An appeal is allowed not because the Judge was right or wrong, but rather because some of the things that such a judge would have ruled could be challengeable.

While on the programme, committed CCM activist Mr Elton Marcus Hull called in and was given a lot of airtime, which is unlike the On the Mark programme as we know it.

Why didn’t Mr Brantley, or even Mr Hull himself, repeat what Justice Jones said of Mr Hull?

This is what Judge Jones said on page 57 of his judgement: “Out of this list (of witnesses), I have recited in full the evidence of Elton Marcus Hull as he has been relied on to support the claims by the Petitioner that the 3rd named Respondent was associated with the NRP.”

On page 121: “Under cross-examination by Mr Astaphan, Mr Hull was shifty, extremely vague and unreliable.” The Judge then concluded: “I have set out Mr Hull’s evidence in full.”

Can Hon Brantley explain to us what Judge Jones meant when he said that he had ‘set out’ Mr Hull’s evidence in full?
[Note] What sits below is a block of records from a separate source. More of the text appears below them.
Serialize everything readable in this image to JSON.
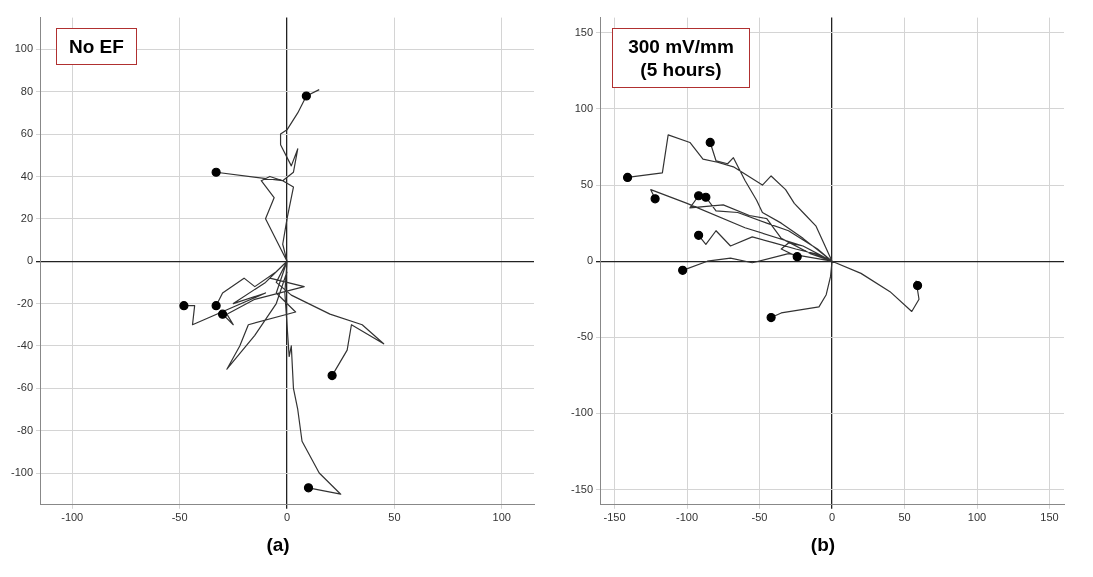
{
  "chart_data": [
    {
      "type": "line",
      "annotations": [
        "No EF",
        "(a)"
      ],
      "xlim": [
        -115,
        115
      ],
      "ylim": [
        -115,
        115
      ],
      "xticks": [
        -100,
        -50,
        0,
        50,
        100
      ],
      "yticks": [
        -100,
        -80,
        -60,
        -40,
        -20,
        0,
        20,
        40,
        60,
        80,
        100
      ],
      "grid": true,
      "series": [
        {
          "color": "#333333",
          "marker": "none",
          "x": [
            0,
            -2,
            0,
            3,
            -2,
            3,
            5,
            2,
            -3,
            -3,
            0,
            5,
            9,
            15,
            null,
            0,
            -5,
            -10,
            -6,
            -12,
            -8,
            -2,
            -33,
            null,
            0,
            -10,
            -25,
            -10,
            -44,
            -43,
            -48,
            null,
            0,
            -5,
            -15,
            -20,
            -30,
            -33,
            null,
            0,
            -8,
            8,
            -15,
            -28,
            -25,
            -30,
            null,
            0,
            -5,
            2,
            20,
            35,
            45,
            30,
            28,
            21,
            null,
            0,
            -1,
            0,
            1,
            2,
            3,
            5,
            7,
            15,
            25,
            10,
            null,
            0,
            -5,
            4,
            -18,
            -22,
            -28,
            -15,
            -5,
            0
          ],
          "values": [
            0,
            8,
            20,
            35,
            38,
            42,
            53,
            45,
            55,
            60,
            62,
            70,
            78,
            81,
            null,
            0,
            10,
            20,
            30,
            38,
            40,
            38,
            42,
            null,
            0,
            -10,
            -20,
            -15,
            -30,
            -21,
            -21,
            null,
            0,
            -5,
            -12,
            -8,
            -15,
            -21,
            null,
            0,
            -8,
            -12,
            -18,
            -25,
            -30,
            -25,
            null,
            0,
            -10,
            -16,
            -25,
            -30,
            -39,
            -30,
            -42,
            -54,
            null,
            0,
            -15,
            -30,
            -45,
            -40,
            -60,
            -70,
            -85,
            -100,
            -110,
            -107,
            null,
            0,
            -15,
            -24,
            -30,
            -40,
            -51,
            -35,
            -20,
            -5
          ]
        },
        {
          "type": "scatter",
          "color": "#000000",
          "marker": "circle",
          "x": [
            9,
            -33,
            -48,
            -33,
            -30,
            21,
            10
          ],
          "values": [
            78,
            42,
            -21,
            -21,
            -25,
            -54,
            -107
          ]
        }
      ]
    },
    {
      "type": "line",
      "annotations": [
        "300 mV/mm (5 hours)",
        "(b)"
      ],
      "xlim": [
        -160,
        160
      ],
      "ylim": [
        -160,
        160
      ],
      "xticks": [
        -150,
        -100,
        -50,
        0,
        50,
        100,
        150
      ],
      "yticks": [
        -150,
        -100,
        -50,
        0,
        50,
        100,
        150
      ],
      "grid": true,
      "series": [
        {
          "color": "#333333",
          "marker": "none",
          "x": [
            0,
            -11,
            -19,
            -26,
            -32,
            -42,
            -48,
            -68,
            -79,
            -89,
            -98,
            -113,
            -117,
            -141,
            null,
            0,
            -20,
            -35,
            -48,
            -52,
            -60,
            -68,
            -72,
            -80,
            -84,
            null,
            0,
            -20,
            -60,
            -100,
            -125,
            -122,
            null,
            0,
            -15,
            -35,
            -45,
            -57,
            -75,
            -98,
            -92,
            null,
            0,
            -10,
            -30,
            -45,
            -65,
            -80,
            -87,
            null,
            0,
            -12,
            -25,
            -40,
            -55,
            -70,
            -80,
            -87,
            -92,
            null,
            0,
            -30,
            -55,
            -70,
            -86,
            -103,
            null,
            0,
            -10,
            -20,
            -30,
            -35,
            -24,
            null,
            0,
            -1,
            -4,
            -9,
            -35,
            -42,
            null,
            0,
            20,
            40,
            55,
            60,
            58,
            59
          ],
          "values": [
            0,
            23,
            31,
            38,
            47,
            56,
            50,
            62,
            65,
            67,
            78,
            83,
            58,
            55,
            null,
            0,
            15,
            25,
            32,
            40,
            53,
            68,
            64,
            66,
            78,
            null,
            0,
            10,
            22,
            38,
            47,
            41,
            null,
            0,
            5,
            15,
            28,
            30,
            37,
            35,
            43,
            null,
            0,
            8,
            20,
            25,
            32,
            33,
            42,
            null,
            0,
            5,
            8,
            12,
            16,
            10,
            20,
            11,
            17,
            null,
            0,
            5,
            -1,
            2,
            0,
            -6,
            null,
            0,
            5,
            10,
            12,
            8,
            3,
            null,
            0,
            -10,
            -22,
            -30,
            -34,
            -37,
            null,
            0,
            -8,
            -20,
            -33,
            -25,
            -13,
            -16
          ]
        },
        {
          "type": "scatter",
          "color": "#000000",
          "marker": "circle",
          "x": [
            -141,
            -84,
            -122,
            -92,
            -87,
            -92,
            -103,
            -24,
            -42,
            59
          ],
          "values": [
            55,
            78,
            41,
            43,
            42,
            17,
            -6,
            3,
            -37,
            -16
          ]
        }
      ]
    }
  ]
}
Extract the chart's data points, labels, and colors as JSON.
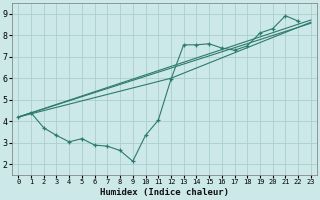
{
  "bg_color": "#cce8e8",
  "grid_color": "#aad0d0",
  "line_color": "#2d7a6e",
  "xlabel": "Humidex (Indice chaleur)",
  "xlim": [
    -0.5,
    23.5
  ],
  "ylim": [
    1.5,
    9.5
  ],
  "xticks": [
    0,
    1,
    2,
    3,
    4,
    5,
    6,
    7,
    8,
    9,
    10,
    11,
    12,
    13,
    14,
    15,
    16,
    17,
    18,
    19,
    20,
    21,
    22,
    23
  ],
  "yticks": [
    2,
    3,
    4,
    5,
    6,
    7,
    8,
    9
  ],
  "series": [
    {
      "x": [
        0,
        1,
        2,
        3,
        4,
        5,
        6,
        7,
        8,
        9,
        10,
        11,
        12,
        13,
        14,
        15,
        16,
        17,
        18,
        19,
        20,
        21,
        22
      ],
      "y": [
        4.2,
        4.4,
        3.7,
        3.35,
        3.05,
        3.2,
        2.9,
        2.85,
        2.65,
        2.15,
        3.35,
        4.05,
        5.95,
        7.55,
        7.55,
        7.6,
        7.4,
        7.3,
        7.5,
        8.1,
        8.3,
        8.9,
        8.65
      ],
      "has_markers": true
    },
    {
      "x": [
        0,
        23
      ],
      "y": [
        4.2,
        8.55
      ],
      "has_markers": false
    },
    {
      "x": [
        0,
        23
      ],
      "y": [
        4.2,
        8.7
      ],
      "has_markers": false
    },
    {
      "x": [
        0,
        12,
        23
      ],
      "y": [
        4.2,
        6.0,
        8.6
      ],
      "has_markers": false
    }
  ]
}
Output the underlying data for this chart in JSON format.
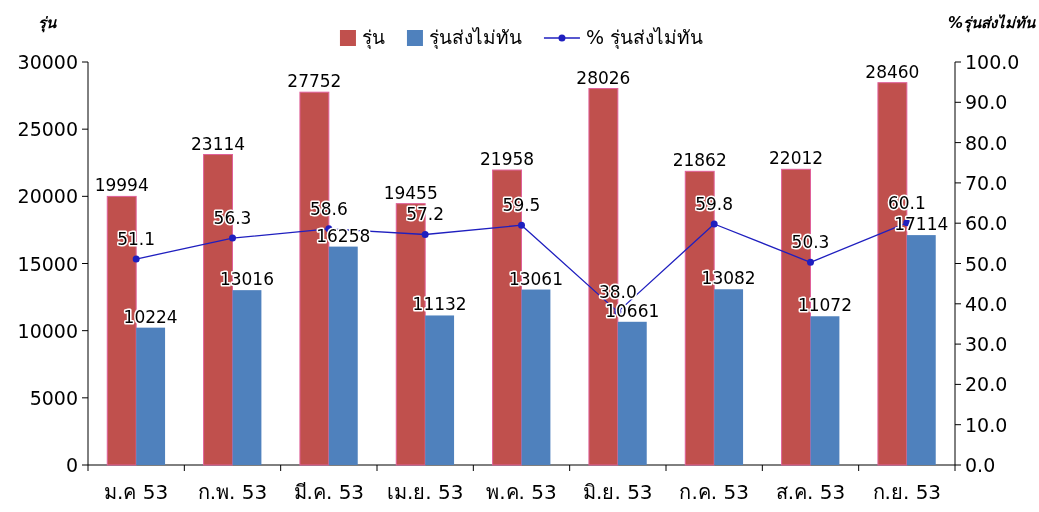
{
  "chart_data": {
    "type": "bar",
    "ylabel": "รุ่น",
    "y2label": "%รุ่นส่งไม่ทัน",
    "categories": [
      "ม.ค 53",
      "ก.พ. 53",
      "มี.ค. 53",
      "เม.ย. 53",
      "พ.ค. 53",
      "มิ.ย. 53",
      "ก.ค. 53",
      "ส.ค. 53",
      "ก.ย. 53"
    ],
    "series": [
      {
        "name": "รุ่น",
        "color": "#c0504d",
        "values": [
          19994,
          23114,
          27752,
          19455,
          21958,
          28026,
          21862,
          22012,
          28460
        ]
      },
      {
        "name": "รุ่นส่งไม่ทัน",
        "color": "#4f81bd",
        "values": [
          10224,
          13016,
          16258,
          11132,
          13061,
          10661,
          13082,
          11072,
          17114
        ]
      },
      {
        "name": "% รุ่นส่งไม่ทัน",
        "type": "line",
        "axis": "y2",
        "color": "#1f1fbf",
        "marker": "circle",
        "values": [
          51.1,
          56.3,
          58.6,
          57.2,
          59.5,
          38.0,
          59.8,
          50.3,
          60.1
        ],
        "value_labels": [
          "51.1",
          "56.3",
          "58.6",
          "57.2",
          "59.5",
          "38.0",
          "59.8",
          "50.3",
          "60.1"
        ]
      }
    ],
    "ylim": [
      0,
      30000
    ],
    "yticks": [
      0,
      5000,
      10000,
      15000,
      20000,
      25000,
      30000
    ],
    "y2lim": [
      0,
      100
    ],
    "y2ticks": [
      {
        "value": 0,
        "label": "0.0"
      },
      {
        "value": 10,
        "label": "10.0"
      },
      {
        "value": 20,
        "label": "20.0"
      },
      {
        "value": 30,
        "label": "30.0"
      },
      {
        "value": 40,
        "label": "40.0"
      },
      {
        "value": 50,
        "label": "50.0"
      },
      {
        "value": 60,
        "label": "60.0"
      },
      {
        "value": 70,
        "label": "70.0"
      },
      {
        "value": 80,
        "label": "80.0"
      },
      {
        "value": 90,
        "label": "90.0"
      },
      {
        "value": 100,
        "label": "100.0"
      }
    ],
    "data_labels": true,
    "legend": "top",
    "grid": false
  }
}
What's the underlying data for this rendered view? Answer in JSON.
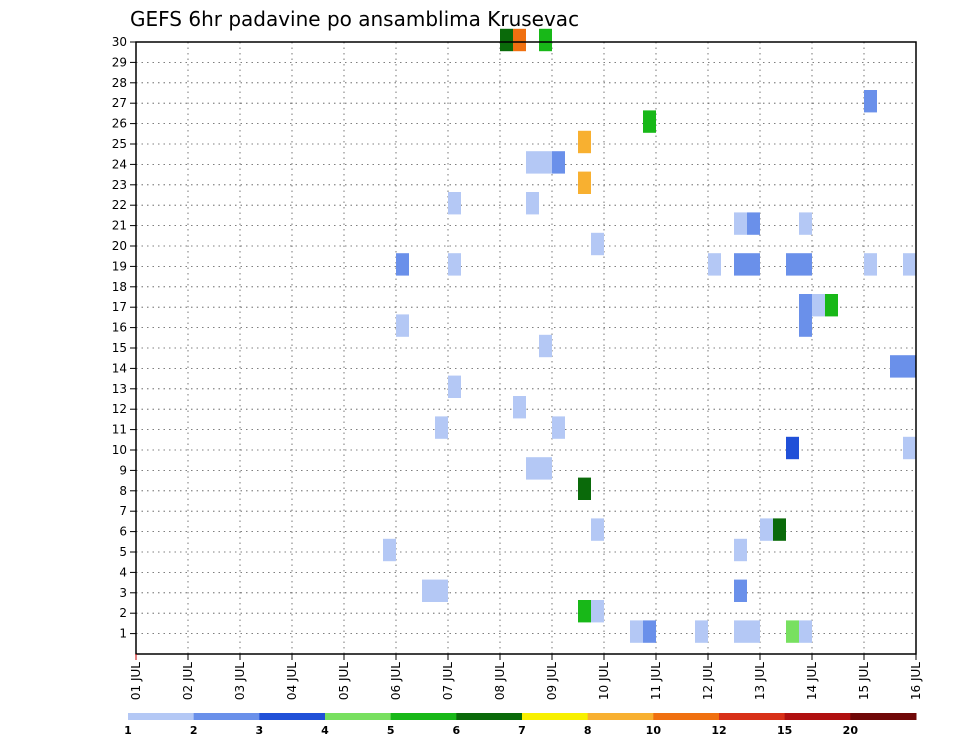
{
  "chart_data": {
    "type": "heatmap",
    "title": "GEFS 6hr padavine po ansamblima Krusevac",
    "xlabel": "",
    "ylabel": "",
    "x_tick_labels": [
      "01 JUL",
      "02 JUL",
      "03 JUL",
      "04 JUL",
      "05 JUL",
      "06 JUL",
      "07 JUL",
      "08 JUL",
      "09 JUL",
      "10 JUL",
      "11 JUL",
      "12 JUL",
      "13 JUL",
      "14 JUL",
      "15 JUL",
      "16 JUL"
    ],
    "y_tick_labels": [
      "1",
      "2",
      "3",
      "4",
      "5",
      "6",
      "7",
      "8",
      "9",
      "10",
      "11",
      "12",
      "13",
      "14",
      "15",
      "16",
      "17",
      "18",
      "19",
      "20",
      "21",
      "22",
      "23",
      "24",
      "25",
      "26",
      "27",
      "28",
      "29",
      "30"
    ],
    "x_range_days": [
      1,
      16
    ],
    "y_range_members": [
      0,
      30
    ],
    "grid": true,
    "colorbar": {
      "placement": "bottom",
      "labels": [
        "1",
        "2",
        "3",
        "4",
        "5",
        "6",
        "7",
        "8",
        "10",
        "12",
        "15",
        "20"
      ],
      "colors": [
        "#b4c8f5",
        "#6a90ea",
        "#2050d8",
        "#78e060",
        "#18b818",
        "#0a6a0a",
        "#f8f000",
        "#f8b030",
        "#f07010",
        "#d83018",
        "#b01010",
        "#700808"
      ]
    },
    "cells": [
      {
        "member": 30,
        "day": 8.0,
        "span": 0.25,
        "color": "#0a6a0a"
      },
      {
        "member": 30,
        "day": 8.25,
        "span": 0.25,
        "color": "#f07010"
      },
      {
        "member": 30,
        "day": 8.75,
        "span": 0.25,
        "color": "#18b818"
      },
      {
        "member": 27,
        "day": 15.0,
        "span": 0.25,
        "color": "#6a90ea"
      },
      {
        "member": 26,
        "day": 10.75,
        "span": 0.25,
        "color": "#18b818"
      },
      {
        "member": 25,
        "day": 9.5,
        "span": 0.25,
        "color": "#f8b030"
      },
      {
        "member": 24,
        "day": 8.5,
        "span": 0.5,
        "color": "#b4c8f5"
      },
      {
        "member": 24,
        "day": 9.0,
        "span": 0.25,
        "color": "#6a90ea"
      },
      {
        "member": 23,
        "day": 9.5,
        "span": 0.25,
        "color": "#f8b030"
      },
      {
        "member": 22,
        "day": 7.0,
        "span": 0.25,
        "color": "#b4c8f5"
      },
      {
        "member": 22,
        "day": 8.5,
        "span": 0.25,
        "color": "#b4c8f5"
      },
      {
        "member": 21,
        "day": 12.5,
        "span": 0.25,
        "color": "#b4c8f5"
      },
      {
        "member": 21,
        "day": 12.75,
        "span": 0.25,
        "color": "#6a90ea"
      },
      {
        "member": 21,
        "day": 13.75,
        "span": 0.25,
        "color": "#b4c8f5"
      },
      {
        "member": 20,
        "day": 9.75,
        "span": 0.25,
        "color": "#b4c8f5"
      },
      {
        "member": 19,
        "day": 6.0,
        "span": 0.25,
        "color": "#6a90ea"
      },
      {
        "member": 19,
        "day": 7.0,
        "span": 0.25,
        "color": "#b4c8f5"
      },
      {
        "member": 19,
        "day": 12.0,
        "span": 0.25,
        "color": "#b4c8f5"
      },
      {
        "member": 19,
        "day": 12.5,
        "span": 0.5,
        "color": "#6a90ea"
      },
      {
        "member": 19,
        "day": 13.5,
        "span": 0.5,
        "color": "#6a90ea"
      },
      {
        "member": 19,
        "day": 15.0,
        "span": 0.25,
        "color": "#b4c8f5"
      },
      {
        "member": 19,
        "day": 15.75,
        "span": 0.25,
        "color": "#b4c8f5"
      },
      {
        "member": 17,
        "day": 14.0,
        "span": 0.25,
        "color": "#b4c8f5"
      },
      {
        "member": 17,
        "day": 14.25,
        "span": 0.25,
        "color": "#18b818"
      },
      {
        "member": 17,
        "day": 13.75,
        "span": 0.25,
        "color": "#6a90ea"
      },
      {
        "member": 16,
        "day": 13.75,
        "span": 0.25,
        "color": "#6a90ea"
      },
      {
        "member": 16,
        "day": 6.0,
        "span": 0.25,
        "color": "#b4c8f5"
      },
      {
        "member": 15,
        "day": 8.75,
        "span": 0.25,
        "color": "#b4c8f5"
      },
      {
        "member": 14,
        "day": 15.5,
        "span": 0.5,
        "color": "#6a90ea"
      },
      {
        "member": 13,
        "day": 7.0,
        "span": 0.25,
        "color": "#b4c8f5"
      },
      {
        "member": 12,
        "day": 8.25,
        "span": 0.25,
        "color": "#b4c8f5"
      },
      {
        "member": 11,
        "day": 6.75,
        "span": 0.25,
        "color": "#b4c8f5"
      },
      {
        "member": 11,
        "day": 9.0,
        "span": 0.25,
        "color": "#b4c8f5"
      },
      {
        "member": 10,
        "day": 13.5,
        "span": 0.25,
        "color": "#2050d8"
      },
      {
        "member": 10,
        "day": 15.75,
        "span": 0.25,
        "color": "#b4c8f5"
      },
      {
        "member": 9,
        "day": 8.5,
        "span": 0.5,
        "color": "#b4c8f5"
      },
      {
        "member": 8,
        "day": 9.5,
        "span": 0.25,
        "color": "#0a6a0a"
      },
      {
        "member": 6,
        "day": 9.75,
        "span": 0.25,
        "color": "#b4c8f5"
      },
      {
        "member": 6,
        "day": 13.0,
        "span": 0.25,
        "color": "#b4c8f5"
      },
      {
        "member": 6,
        "day": 13.25,
        "span": 0.25,
        "color": "#0a6a0a"
      },
      {
        "member": 5,
        "day": 5.75,
        "span": 0.25,
        "color": "#b4c8f5"
      },
      {
        "member": 5,
        "day": 12.5,
        "span": 0.25,
        "color": "#b4c8f5"
      },
      {
        "member": 3,
        "day": 6.5,
        "span": 0.5,
        "color": "#b4c8f5"
      },
      {
        "member": 3,
        "day": 12.5,
        "span": 0.25,
        "color": "#6a90ea"
      },
      {
        "member": 2,
        "day": 9.5,
        "span": 0.25,
        "color": "#18b818"
      },
      {
        "member": 2,
        "day": 9.75,
        "span": 0.25,
        "color": "#b4c8f5"
      },
      {
        "member": 1,
        "day": 10.5,
        "span": 0.25,
        "color": "#b4c8f5"
      },
      {
        "member": 1,
        "day": 10.75,
        "span": 0.25,
        "color": "#6a90ea"
      },
      {
        "member": 1,
        "day": 11.75,
        "span": 0.25,
        "color": "#b4c8f5"
      },
      {
        "member": 1,
        "day": 12.5,
        "span": 0.5,
        "color": "#b4c8f5"
      },
      {
        "member": 1,
        "day": 13.5,
        "span": 0.25,
        "color": "#78e060"
      },
      {
        "member": 1,
        "day": 13.75,
        "span": 0.25,
        "color": "#b4c8f5"
      }
    ]
  }
}
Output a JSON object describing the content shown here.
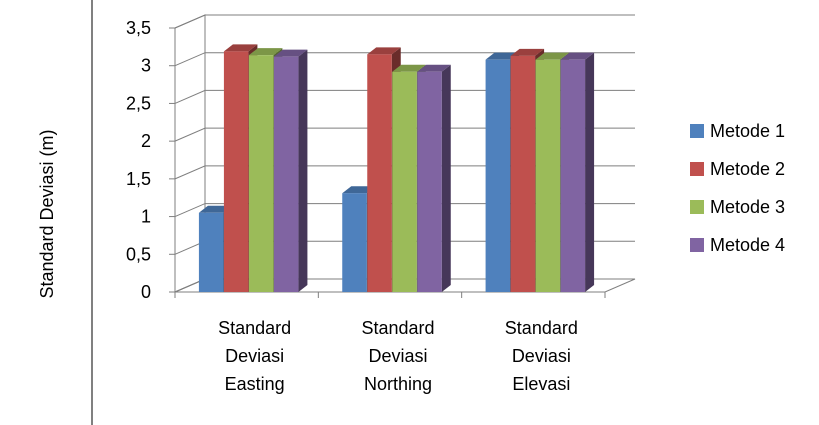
{
  "chart_data": {
    "type": "bar",
    "style": "3d-clustered-column",
    "title": "",
    "ylabel": "Standard Deviasi (m)",
    "xlabel": "",
    "ylim": [
      0,
      3.5
    ],
    "yticks": [
      "0",
      "0,5",
      "1",
      "1,5",
      "2",
      "2,5",
      "3",
      "3,5"
    ],
    "grid": true,
    "legend_position": "right",
    "categories": [
      [
        "Standard",
        "Deviasi",
        "Easting"
      ],
      [
        "Standard",
        "Deviasi",
        "Northing"
      ],
      [
        "Standard",
        "Deviasi",
        "Elevasi"
      ]
    ],
    "series": [
      {
        "name": "Metode 1",
        "color": "#4F81BD",
        "values": [
          1.05,
          1.31,
          3.08
        ]
      },
      {
        "name": "Metode 2",
        "color": "#C0504D",
        "values": [
          3.19,
          3.15,
          3.13
        ]
      },
      {
        "name": "Metode 3",
        "color": "#9BBB59",
        "values": [
          3.14,
          2.92,
          3.08
        ]
      },
      {
        "name": "Metode 4",
        "color": "#8064A2",
        "values": [
          3.12,
          2.92,
          3.08
        ]
      }
    ]
  }
}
Can Hon Brantley also confirm and tell the public that the Judge refused to reinstate 203 names to the voters’ list because the Petitioner (Brantley) failed in law to make a plea in his petition (see page 144 of the judgement)?

Why did Brantley make a cross appeal? Why then only refer to what was said about others and not what was said about his side?

When you go on radio and you choose to hide the truth, you are worse than spinners who at least do not leave out any information -- they in fact add. I will advise that you take a BEST: Before Engagement Share Thoughts (and tell the truth).

The subject of the Let’s Talk programme was a hearing in Charlestown to do with a case that a CCM activist Mr Oscar Browne had brought. But I will advise them (another BEST) to find out the fate of their political bed partner PAM only last week.

PAM had gone to court to insist that names of some foreign students be removed from the voters’ list. Their case was dismissed with cost by Justice Errol Thomas on Friday July 27.

Worse had come in early for the PAM party when in May Mr Jonell Powell, one of PAM’s leaders and the lawyer who had taken the matter to court had his name successfully removed from the voters list because while he is registered in Central Basseterre, he lives in Mattingley Heights.

Mr Powell was not alone. PAM party chairman, Mr Selwyn ‘Rusty’ Liburd was also objected to for being registered as a voter in Constituency number 2 Polling Division 3 while he lives in Cayon and his name was successfully removed. Jonell’s sister’s name came off the voters’ list as well.

A number of things are happening and no one is talking about them. A lot of the political operatives in the CCM and the PAM (which are incidentally movements) need BEST and should leave politics to real political parties.